STM32U5F9 showing a moving map.
Coordinate limitations
Vector graphics with coordinates above 1024 are by default discarded on NeoChrom and NeoChrom. See here for a work-around. Note, this happens both when an SVG image is scaled up or if the SVG contains large coordinates in itself.
Creating a project
CubeMX and the TouchGFX Generator supports the NeoChrom.

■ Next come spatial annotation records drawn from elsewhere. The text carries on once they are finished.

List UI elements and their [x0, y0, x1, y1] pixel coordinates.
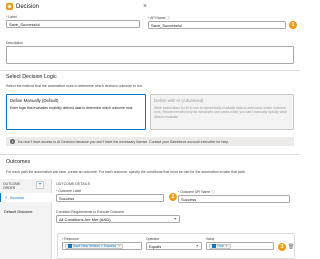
- resource-input[interactable]: Save New Version > Success ×: [62, 242, 142, 250]
- callout-badge-2: 2: [169, 193, 177, 201]
- decision-icon: [6, 3, 13, 10]
- logic-desc: Select the method that the automation us…: [6, 84, 143, 88]
- close-icon[interactable]: ×: [143, 3, 147, 10]
- description-label: Description: [6, 41, 23, 45]
- label-field-label: Label: [8, 15, 17, 19]
- outcome-label-field: * Outcome Label Success: [56, 189, 164, 202]
- outcome-item-label: Success: [9, 195, 24, 200]
- outcome-details-title: OUTCOME DETAILS: [56, 182, 91, 186]
- chevron-down-icon: ▼: [195, 244, 199, 248]
- condition-requirements-label: Condition Requirements to Execute Outcom…: [56, 210, 125, 214]
- outcome-api-name-field: * Outcome API Name ⓘ Success: [178, 189, 290, 203]
- condition-requirements-value: All Conditions Are Met (AND): [59, 216, 111, 222]
- outcomes-title: Outcomes: [6, 159, 31, 165]
- outcome-item-default[interactable]: Default Outcome: [0, 207, 52, 216]
- operator-select[interactable]: Equals ▼: [146, 242, 202, 250]
- add-outcome-button[interactable]: +: [36, 181, 44, 189]
- info-icon: i: [10, 139, 15, 144]
- api-name-field: * API Name ⓘ Save_Successful: [148, 15, 286, 29]
- outcome-order-panel: OUTCOME ORDER + ⠿ Success Default Outcom…: [0, 179, 52, 259]
- value-pill[interactable]: True ×: [209, 243, 231, 249]
- outcome-label-input[interactable]: Success: [56, 194, 164, 202]
- value-label: Value: [206, 237, 215, 241]
- modal-title: Decision: [16, 3, 40, 10]
- outcome-order-label: OUTCOME ORDER: [3, 182, 21, 190]
- resource-pill[interactable]: Save New Version > Success ×: [65, 243, 124, 249]
- condition-requirements-field: Condition Requirements to Execute Outcom…: [56, 210, 180, 223]
- remove-icon[interactable]: ×: [226, 244, 228, 248]
- resource-icon: [68, 244, 72, 248]
- resource-field: * Resource Save New Version > Success ×: [62, 237, 142, 250]
- description-field: Description: [6, 41, 294, 64]
- label-input[interactable]: Save_Successful: [6, 20, 140, 28]
- delete-icon[interactable]: 🗑: [288, 244, 294, 250]
- license-banner: i You don't have access to AI Decision b…: [6, 137, 294, 146]
- label-field: * Label Save_Successful: [6, 15, 140, 28]
- operator-value: Equals: [149, 243, 162, 249]
- define-manually-title: Define Manually (Default): [10, 98, 59, 103]
- value-input[interactable]: True ×: [206, 242, 274, 250]
- define-manually-desc: Enter logic that evaluates explicitly de…: [10, 106, 134, 110]
- outcome-label-label: Outcome Label: [58, 189, 82, 193]
- outcome-item-success[interactable]: ⠿ Success: [0, 193, 52, 202]
- divider: [0, 154, 300, 155]
- outcome-api-name-input[interactable]: Success: [178, 195, 290, 203]
- callout-badge-3: 3: [278, 243, 286, 251]
- boolean-icon: [212, 244, 216, 248]
- define-manually-card[interactable]: Define Manually (Default) Enter logic th…: [6, 94, 146, 130]
- value-value: True: [217, 244, 224, 248]
- outcomes-desc: For each path the automation can take, c…: [6, 170, 246, 174]
- chevron-down-icon: ▼: [173, 217, 177, 221]
- description-input[interactable]: [6, 46, 294, 64]
- operator-field: Operator Equals ▼: [146, 237, 202, 250]
- outcome-api-name-label: Outcome API Name: [180, 190, 211, 194]
- remove-icon[interactable]: ×: [118, 244, 120, 248]
- api-name-label: API Name: [150, 16, 166, 20]
- value-field: Value True ×: [206, 237, 274, 250]
- banner-text: You don't have access to AI Decision bec…: [17, 139, 230, 144]
- api-name-input[interactable]: Save_Successful: [148, 21, 286, 29]
- resource-label: Resource: [64, 237, 79, 241]
- define-with-ai-card: Define with AI (Advanced) Write instruct…: [150, 94, 294, 130]
- divider: [0, 70, 300, 71]
- condition-row: * Resource Save New Version > Success × …: [57, 233, 295, 259]
- operator-label: Operator: [146, 237, 160, 241]
- condition-requirements-select[interactable]: All Conditions Are Met (AND) ▼: [56, 215, 180, 223]
- define-with-ai-title: Define with AI (Advanced): [154, 98, 204, 103]
- define-with-ai-desc: Write instructions for AI to use to dyna…: [154, 106, 287, 119]
- outcome-item-label: Default Outcome: [4, 209, 33, 214]
- resource-value: Save New Version > Success: [73, 244, 117, 248]
- callout-badge-1: 1: [289, 21, 297, 29]
- modal-header: Decision ×: [0, 0, 300, 13]
- drag-handle-icon[interactable]: ⠿: [5, 196, 8, 200]
- logic-title: Select Decision Logic: [6, 74, 57, 80]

In CubeMX the
accelerator is known by its code name GPU2D. The GPU2D accelerator is
only available to TouchGFX if GPU2D is enabled in the TouchGFX
configuration in CubeMX.
If you use the STM32U599 TBS (template project) provided with the
TouchGFX Designer this is already done. If you make your own custom
project, make sure to enable the GPU2D Accelerator as shown below:
After enabling GPU2D press "Generate Code" in CubeMX. This regenerates the target configuration code. Now open the project in the TouchGFX Designer and generate code there also (F4).
The Designer generates assets (images, fonts, and texts) and simulator code, that matches the target configuration. You are now ready to compile the code with IAR.
If you are starting a project from the Designer there is no need to open CubeMX unless you need to change some hardware settings.
Supported IDEs
The STM32U599 TBS (version 3.0.0) is currently only supported with IAR Workbench.
A recent version of IAR is required (8.5x.x). Make sure that the processor variant (STM32U599NJ for the Discovery board) is supported by checking the General Options:
Framebuffer Formats
The STM32U599 discovery board supports three framebuffer formats: RGB565, RGB888, ARGB8888. These are configurable from CubeMX.
NeoChrom Limitations
The NeoChrom graphics accelerator in STM32U599 does not support the L8
image formats (L8_RGB565, L8_RGB888, L8_ARGB8888).
If you use these image formats in a TouchGFX application running on
STM32U599 the images will be drawn using DMA2D. If you use these
formats with ScalableImage or TextureMapper a software fallback will
be used.
It is therefore recommended to not use L8 images with STM32U599.